Kue kering
adalah istilah yang sering digunakan untuk kue yang bertekstur keras tetapi
renyah yang memiliki kadar air yang sangat rendah karena dibuat dengan cara di
oven. Kue kering memiliki daya tahan yang cukup lama, Bahan yang umum digunakan
utuk pembuatan kue kering diantaranya tepung beras, tepung ketan, terigu
ataupun sagu, Kue kering yang dioven biasanya di sebut cookies.
Kue kering
adalah makanan ringan yang bukan makanan utama. Secara harafiah kue seringkali
diartikan sebagai makanan ringan yang dibuat dari tepung. Baik tepung beras
maupun terigu.
a. Awal Mula Terciptanya Kue Kering
Kue kering (Cookies) pertama tercipta karena ketidak sengajaan. Ketika itu seorang pembuat kue ingin membuat kue ulang tahun dalam ukuran besar. Sebelum memanggangnya di oven, ia mencoba kuenya terlebih dahulu dengan mengambil sedikit adonan kue tersebut untuk mengecek suhu oven itu. Adonan kecil ini ternyata menjadi kering dan rasanya pun tak kalah enak dengan kue yang sudah biasa ia buat. Dan tanpa diduga, kue kecilnya bisa bertahan dalam waktu yang cukup lama.
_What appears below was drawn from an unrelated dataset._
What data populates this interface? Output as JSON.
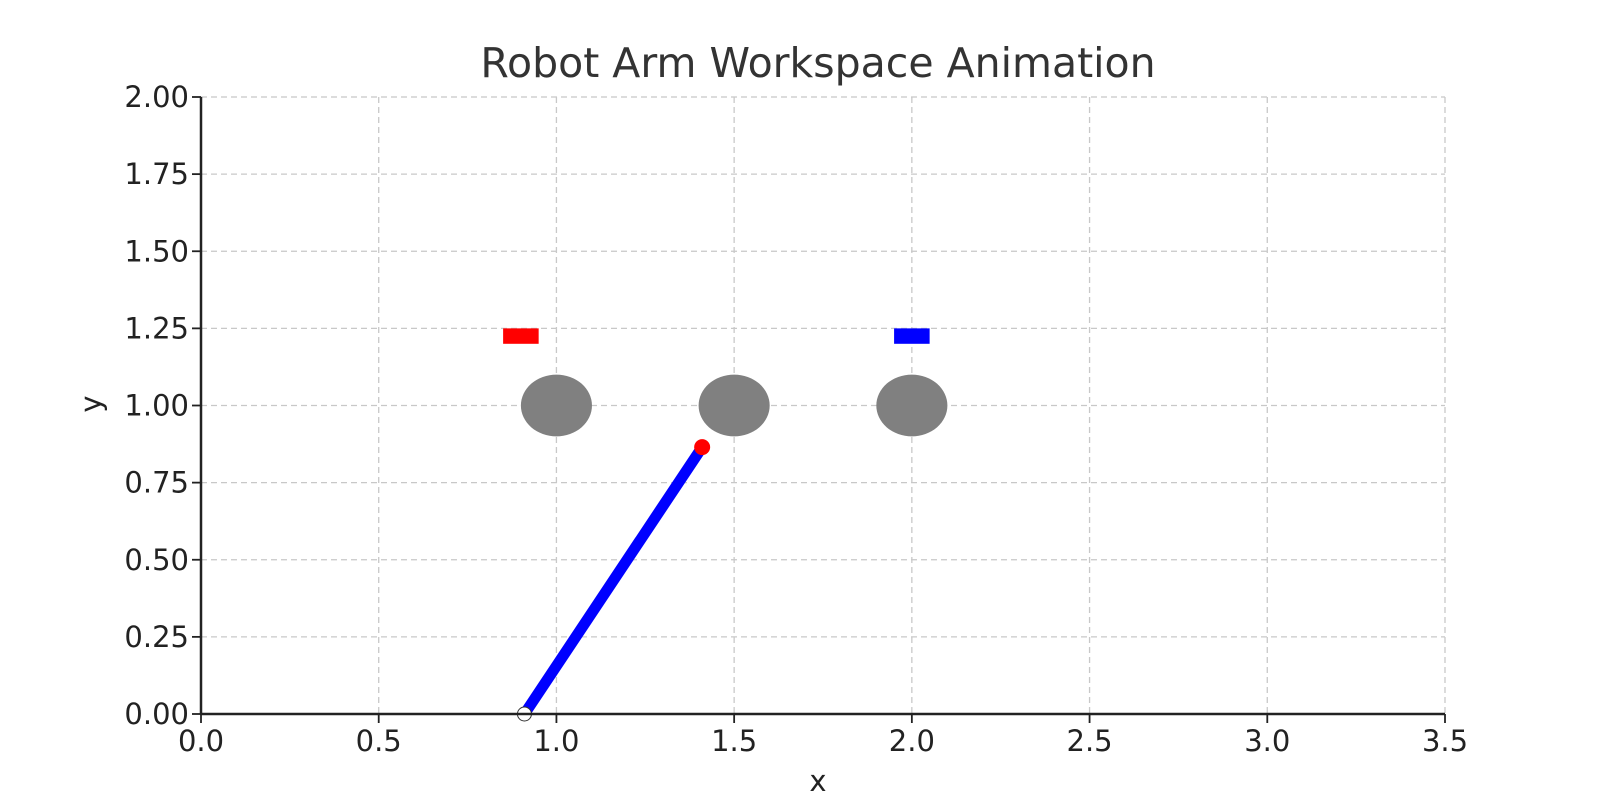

b. Fakta Sejarah Kue Kering
Sejarah kue kering bermula dari biskuit. Asal katanya dari bis coctus dalam bahasa latin berarti dipanggang dua kali. Proses pemanggangan dua kali itu untuk mendapatkan tingkat kekeringan tertentu. Biskuit disukai karena bisa bertahan dalam waktu yang lama dan mudah dibawa kemana-mana. Orang Belanda kemudian membuat biskuit yang hanya dipanggang sekali. Rasanya manis dan lebih empuk.
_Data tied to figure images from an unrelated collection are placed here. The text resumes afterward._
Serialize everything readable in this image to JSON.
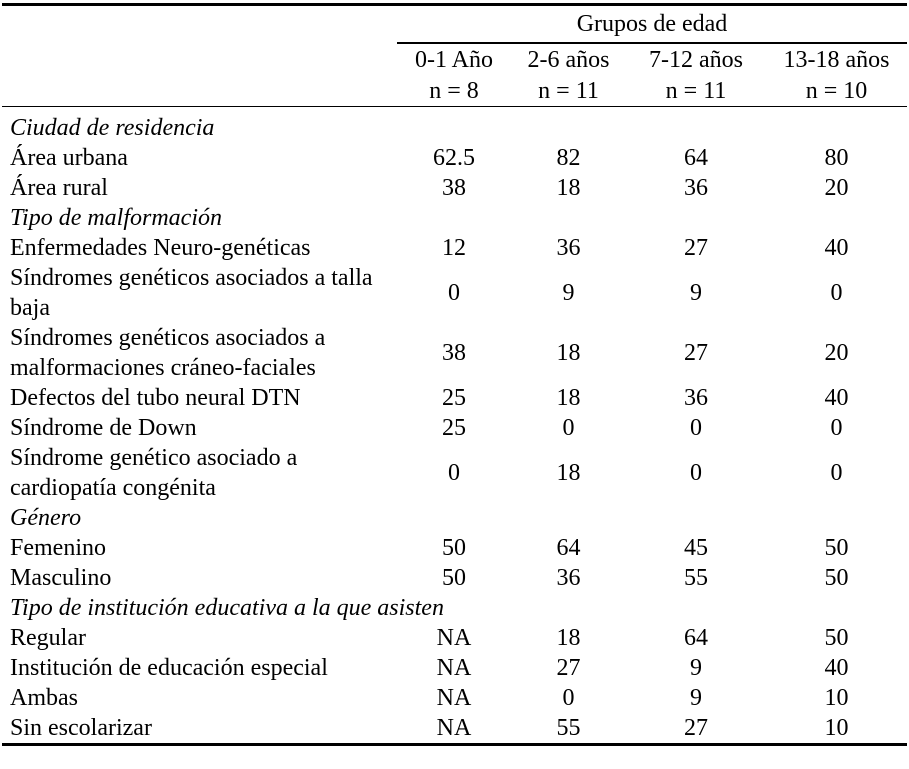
{
  "colors": {
    "text": "#000000",
    "background": "#ffffff",
    "rule": "#000000"
  },
  "table": {
    "group_header": "Grupos de edad",
    "columns": [
      {
        "label": "0-1 Año",
        "n": "n = 8"
      },
      {
        "label": "2-6 años",
        "n": "n = 11"
      },
      {
        "label": "7-12 años",
        "n": "n = 11"
      },
      {
        "label": "13-18 años",
        "n": "n = 10"
      }
    ],
    "rows": [
      {
        "type": "section",
        "label": "Ciudad de residencia"
      },
      {
        "type": "data",
        "label": "Área urbana",
        "values": [
          "62.5",
          "82",
          "64",
          "80"
        ]
      },
      {
        "type": "data",
        "label": "Área rural",
        "values": [
          "38",
          "18",
          "36",
          "20"
        ]
      },
      {
        "type": "section",
        "label": "Tipo de malformación"
      },
      {
        "type": "data",
        "label": "Enfermedades Neuro-genéticas",
        "values": [
          "12",
          "36",
          "27",
          "40"
        ]
      },
      {
        "type": "data",
        "label": "Síndromes genéticos asociados a talla baja",
        "values": [
          "0",
          "9",
          "9",
          "0"
        ]
      },
      {
        "type": "data",
        "label": "Síndromes genéticos asociados a malformaciones cráneo-faciales",
        "values": [
          "38",
          "18",
          "27",
          "20"
        ]
      },
      {
        "type": "data",
        "label": "Defectos del tubo neural DTN",
        "values": [
          "25",
          "18",
          "36",
          "40"
        ]
      },
      {
        "type": "data",
        "label": "Síndrome de Down",
        "values": [
          "25",
          "0",
          "0",
          "0"
        ]
      },
      {
        "type": "data",
        "label": "Síndrome genético asociado a cardiopatía congénita",
        "values": [
          "0",
          "18",
          "0",
          "0"
        ]
      },
      {
        "type": "section",
        "label": "Género"
      },
      {
        "type": "data",
        "label": "Femenino",
        "values": [
          "50",
          "64",
          "45",
          "50"
        ]
      },
      {
        "type": "data",
        "label": "Masculino",
        "values": [
          "50",
          "36",
          "55",
          "50"
        ]
      },
      {
        "type": "section",
        "label": "Tipo de institución educativa a la que asisten"
      },
      {
        "type": "data",
        "label": "Regular",
        "values": [
          "NA",
          "18",
          "64",
          "50"
        ]
      },
      {
        "type": "data",
        "label": "Institución de educación especial",
        "values": [
          "NA",
          "27",
          "9",
          "40"
        ]
      },
      {
        "type": "data",
        "label": "Ambas",
        "values": [
          "NA",
          "0",
          "9",
          "10"
        ]
      },
      {
        "type": "data",
        "label": "Sin escolarizar",
        "values": [
          "NA",
          "55",
          "27",
          "10"
        ]
      }
    ]
  }
}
Mereka memberi nama koekje (kue kecil). Koekje dibawa imigran Belanda ke Amerika pada awal abad ke-17. Di sana, koekje disebut cookie. Anda kemudian mengenal cookie dengan kue kering. Pun demikian, hingga saat ini masih ada perdebatan tentang perbedaan biskuit dan cookie. Ada yang menyimpulkan, biskuit Inggris adalah cookie di Amerika, dan biskuit Amerika adalah scone di Inggris.
c. Kandungan Gizi Kue Kering
Kue kering memiliki kandungan gizi yang melimpah. Seperti yang kita tahu bahwa kue kering ini berbahan utama dari tepung terigu yang mengandung kadar karbohidrat yang dapat membuat kenyang dan dapat memberikan energi bagi tubuh kita, selain itu kandungan kuning telur di dalamnya pun mengandung protein yang sangat bagus apalagi dikonsumsi oleh anak yang dalam masa pertumbuhan serta kandungan mentega atau margarinnya mampu memberikan energi lebih bagi tubuh.